Ford, for example, cut 7,000 jobs in 2019. GM, too, slashed tens of thousands of jobs and closed factories that year in the face of an extended union strike. Both companies made these cuts as they prepared to redesign their business for an electric future.
"We've become used to seeing the automotive industry adapting and resizing for many years now," Martin French, managing director at the consultancy Berylls, told Insider. He noted that the entire automotive industry learned a lot of tough lessons from the 2009 bankruptcies of GM and Chrysler, leaving many to make defensive decisions rather than reacting to tough times when they hit.
The auto industry could benefit from tech layoffs
While tech sheds thousands of jobs, automakers are desperate for workers. Some legacy brands may take advantage of recruiting opportunities amid the layoffs, experts and executives have said.
Even within the industry, layoffs at tech-centric auto companies like Arrival, Rivian and Britishvolt, or the shuttered Argo AI, could benefit legacy car companies still looking to beef up their tech talent in newly formed electric vehicle divisions.
Earlier this week, Rivian made its second round of layoffs in six months, cutting 6% of salaried staff.

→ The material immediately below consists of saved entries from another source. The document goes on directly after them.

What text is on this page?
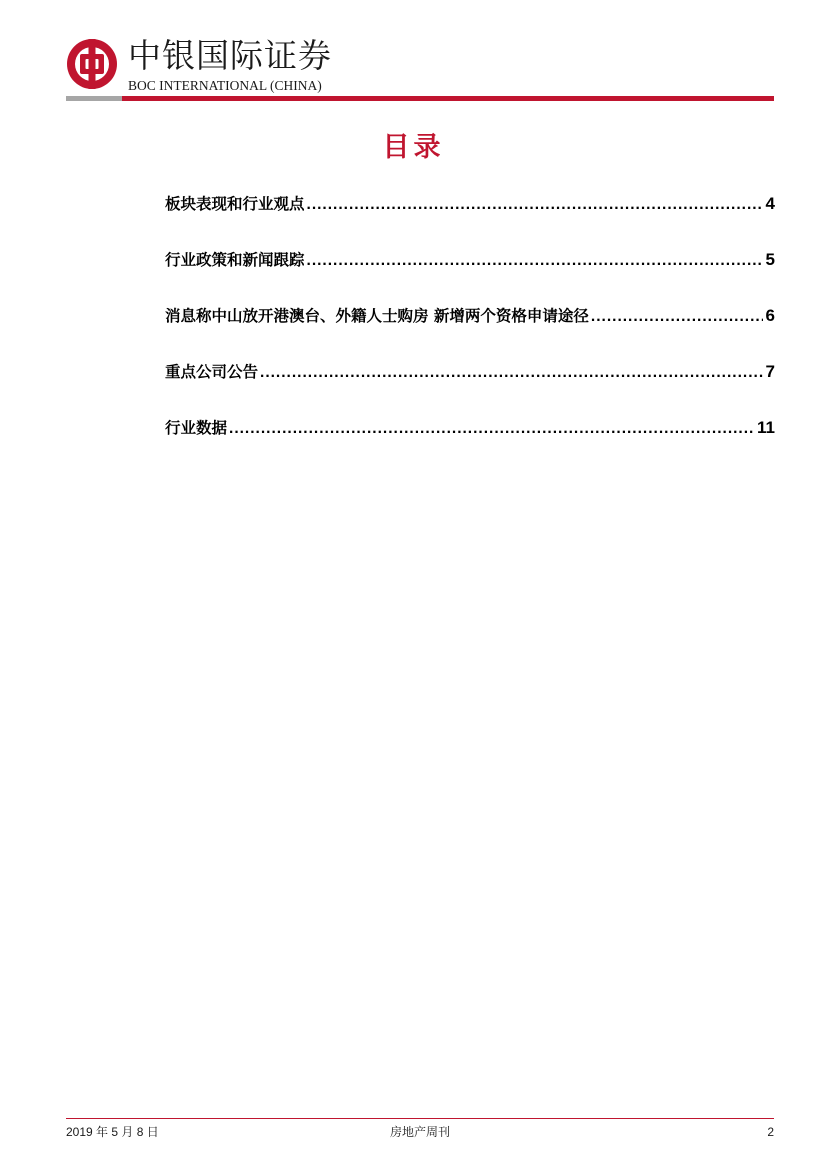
中银国际证券
BOC INTERNATIONAL (CHINA)
目录
板块表现和行业观点 .....	4
行业政策和新闻跟踪 .....	5
消息称中山放开港澳台、外籍人士购房 新增两个资格申请途径 .....	6
重点公司公告 .....	7
行业数据 .....	11
2019 年 5 月 8 日	房地产周刊	2
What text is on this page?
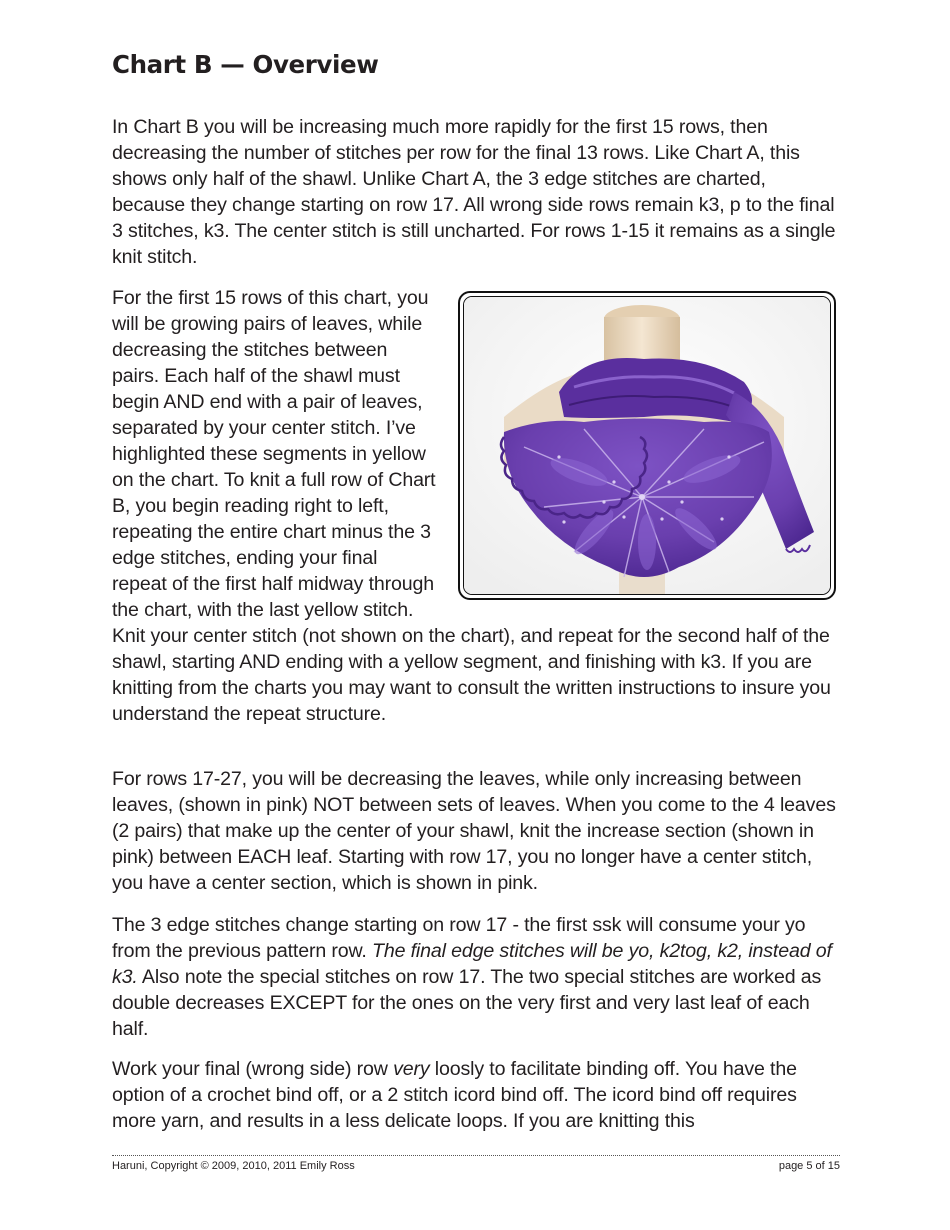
Chart B — Overview

In Chart B you will be increasing much more rapidly for the first 15 rows, then decreasing the number of stitches per row for the final 13 rows. Like Chart A, this shows only half of the shawl. Unlike Chart A, the 3 edge stitches are charted, because they change starting on row 17. All wrong side rows remain k3, p to the final 3 stitches, k3. The center stitch is still uncharted. For rows 1-15 it remains as a single knit stitch.

For the first 15 rows of this chart, you will be growing pairs of leaves, while decreasing the stitches between pairs. Each half of the shawl must begin AND end with a pair of leaves, separated by your center stitch. I’ve highlighted these segments in yellow on the chart. To knit a full row of Chart B, you begin reading right to left, repeating the entire chart minus the 3 edge stitches, ending your final repeat of the first half midway through the chart, with the last yellow stitch. Knit your center stitch (not shown on the chart), and repeat for the second half of the shawl, starting AND ending with a yellow segment, and finishing with k3. If you are knitting from the charts you may want to consult the written instructions to insure you understand the repeat structure.

For rows 17-27, you will be decreasing the leaves, while only increasing between leaves, (shown in pink) NOT between sets of leaves. When you come to the 4 leaves (2 pairs) that make up the center of your shawl, knit the increase section (shown in pink) between EACH leaf. Starting with row 17, you no longer have a center stitch, you have a center section, which is shown in pink.

The 3 edge stitches change starting on row 17 - the first ssk will consume your yo from the previous pattern row. The final edge stitches will be yo, k2tog, k2, instead of k3. Also note the special stitches on row 17. The two special stitches are worked as double decreases EXCEPT for the ones on the very first and very last leaf of each half.

Work your final (wrong side) row very loosly to facilitate binding off. You have the option of a crochet bind off, or a 2 stitch icord bind off. The icord bind off requires more yarn, and results in a less delicate loops. If you are knitting this

Haruni, Copyright © 2009, 2010, 2011 Emily Ross	page 5 of 15
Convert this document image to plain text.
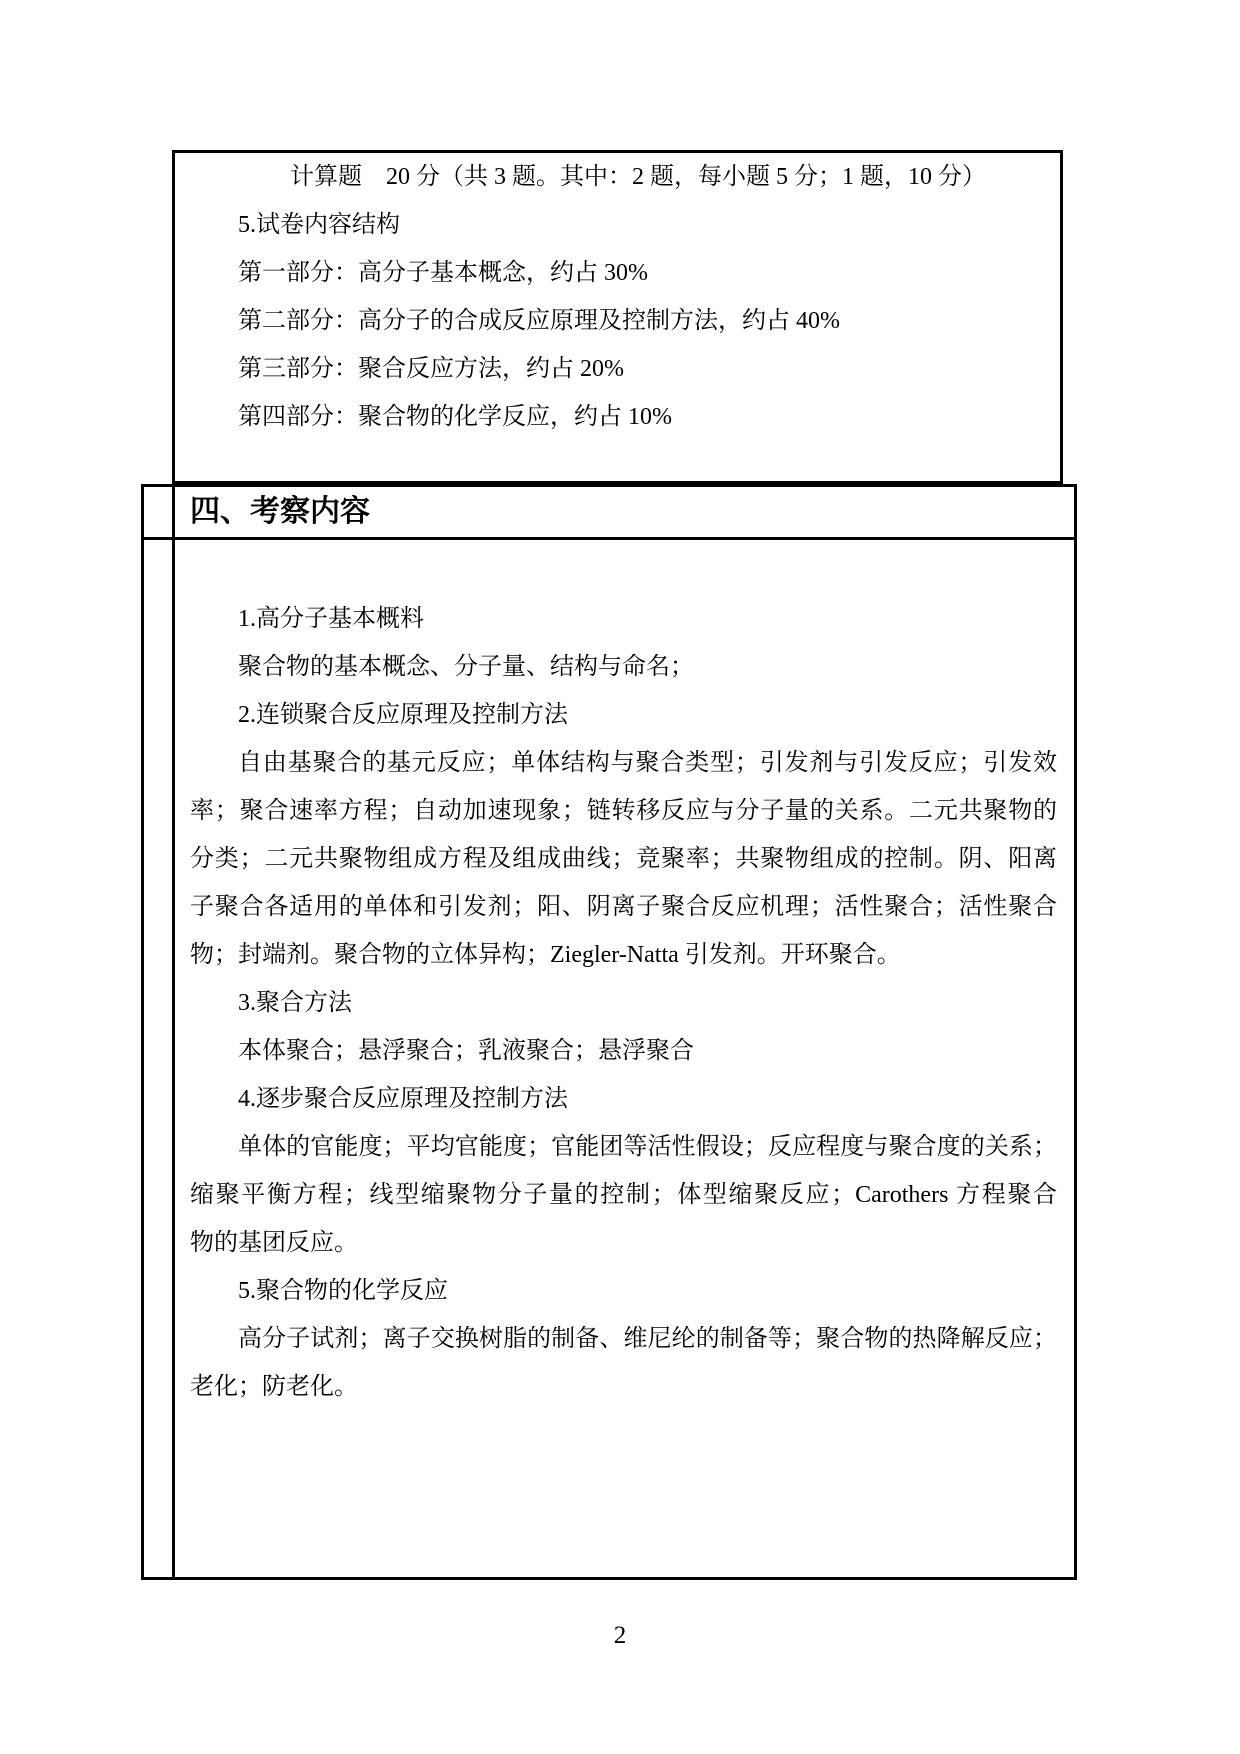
计算题　20 分（共 3 题。其中：2 题，每小题 5 分；1 题，10 分）
5.试卷内容结构
第一部分：高分子基本概念，约占 30%
第二部分：高分子的合成反应原理及控制方法，约占 40%
第三部分：聚合反应方法，约占 20%
第四部分：聚合物的化学反应，约占 10%
四、考察内容
1.高分子基本概料
聚合物的基本概念、分子量、结构与命名；
2.连锁聚合反应原理及控制方法
自由基聚合的基元反应；单体结构与聚合类型；引发剂与引发反应；引发效
率；聚合速率方程；自动加速现象；链转移反应与分子量的关系。二元共聚物的
分类；二元共聚物组成方程及组成曲线；竞聚率；共聚物组成的控制。阴、阳离
子聚合各适用的单体和引发剂；阳、阴离子聚合反应机理；活性聚合；活性聚合
物；封端剂。聚合物的立体异构；Ziegler-Natta 引发剂。开环聚合。
3.聚合方法
本体聚合；悬浮聚合；乳液聚合；悬浮聚合
4.逐步聚合反应原理及控制方法
单体的官能度；平均官能度；官能团等活性假设；反应程度与聚合度的关系；
缩聚平衡方程；线型缩聚物分子量的控制；体型缩聚反应；Carothers 方程聚合
物的基团反应。
5.聚合物的化学反应
高分子试剂；离子交换树脂的制备、维尼纶的制备等；聚合物的热降解反应；
老化；防老化。
2
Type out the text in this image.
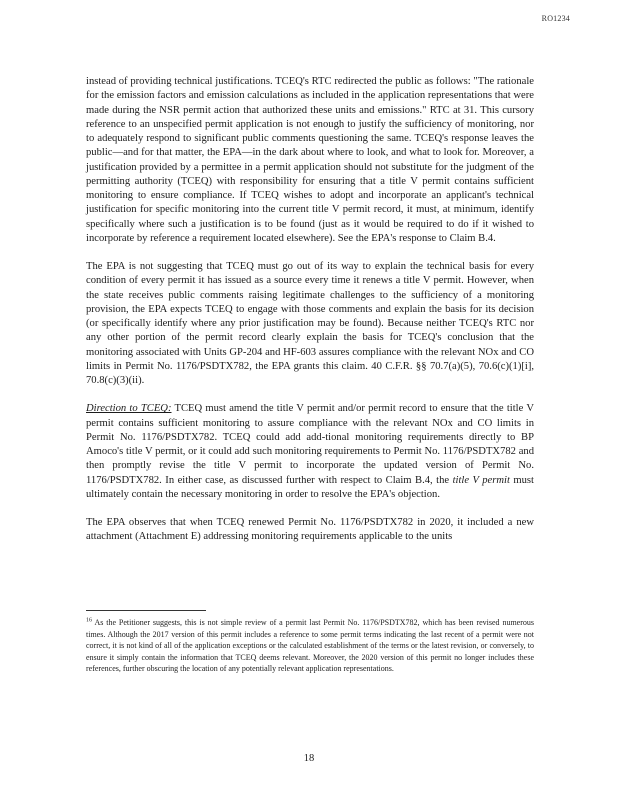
RO1234

instead of providing technical justifications. TCEQ's RTC redirected the public as follows: "The rationale for the emission factors and emission calculations as included in the application representations that were made during the NSR permit action that authorized these units and emissions." RTC at 31. This cursory reference to an unspecified permit application is not enough to justify the sufficiency of monitoring, nor to adequately respond to significant public comments questioning the same. TCEQ's response leaves the public—and for that matter, the EPA—in the dark about where to look, and what to look for. Moreover, a justification provided by a permittee in a permit application should not substitute for the judgment of the permitting authority (TCEQ) with responsibility for ensuring that a title V permit contains sufficient monitoring to ensure compliance. If TCEQ wishes to adopt and incorporate an applicant's technical justification for specific monitoring into the current title V permit record, it must, at minimum, identify specifically where such a justification is to be found (just as it would be required to do if it wished to incorporate by reference a requirement located elsewhere). See the EPA's response to Claim B.4.

The EPA is not suggesting that TCEQ must go out of its way to explain the technical basis for every condition of every permit it has issued as a source every time it renews a title V permit. However, when the state receives public comments raising legitimate challenges to the sufficiency of a monitoring provision, the EPA expects TCEQ to engage with those comments and explain the basis for its decision (or specifically identify where any prior justification may be found). Because neither TCEQ's RTC nor any other portion of the permit record clearly explain the basis for TCEQ's conclusion that the monitoring associated with Units GP-204 and HF-603 assures compliance with the relevant NOx and CO limits in Permit No. 1176/PSDTX782, the EPA grants this claim. 40 C.F.R. §§ 70.7(a)(5), 70.6(c)(1)[i], 70.8(c)(3)(ii).

Direction to TCEQ: TCEQ must amend the title V permit and/or permit record to ensure that the title V permit contains sufficient monitoring to assure compliance with the relevant NOx and CO limits in Permit No. 1176/PSDTX782. TCEQ could add add-tional monitoring requirements directly to BP Amoco's title V permit, or it could add such monitoring requirements to Permit No. 1176/PSDTX782 and then promptly revise the title V permit to incorporate the updated version of Permit No. 1176/PSDTX782. In either case, as discussed further with respect to Claim B.4, the title V permit must ultimately contain the necessary monitoring in order to resolve the EPA's objection.

The EPA observes that when TCEQ renewed Permit No. 1176/PSDTX782 in 2020, it included a new attachment (Attachment E) addressing monitoring requirements applicable to the units

$^{16}$ As the Petitioner suggests, this is not simple review of a permit last Permit No. 1176/PSDTX782, which has been revised numerous times. Although the 2017 version of this permit includes a reference to some permit terms indicating the last recent of a permit were not correct, it is not kind of all of the application exceptions or the calculated establishment of the terms or the latest revision, or conversely, to ensure it simply contain the information that TCEQ deems relevant. Moreover, the 2020 version of this permit no longer includes these references, further obscuring the location of any potentially relevant application representations.
18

These employees, with both tech and auto-related experience, are especially ripe targets for legacy car companies.
Companies like Ford and GM would be smart to scoop up this talent, Stephen Beck, founder and managing partner of consultancy cg42, told Insider.
"The need for talent relative to electrification, modern manufacturing, connectivity, et cetera, is very, very high," Beck said. "The war for talent in the automotive industry is still raging and the talent pool is still relatively small."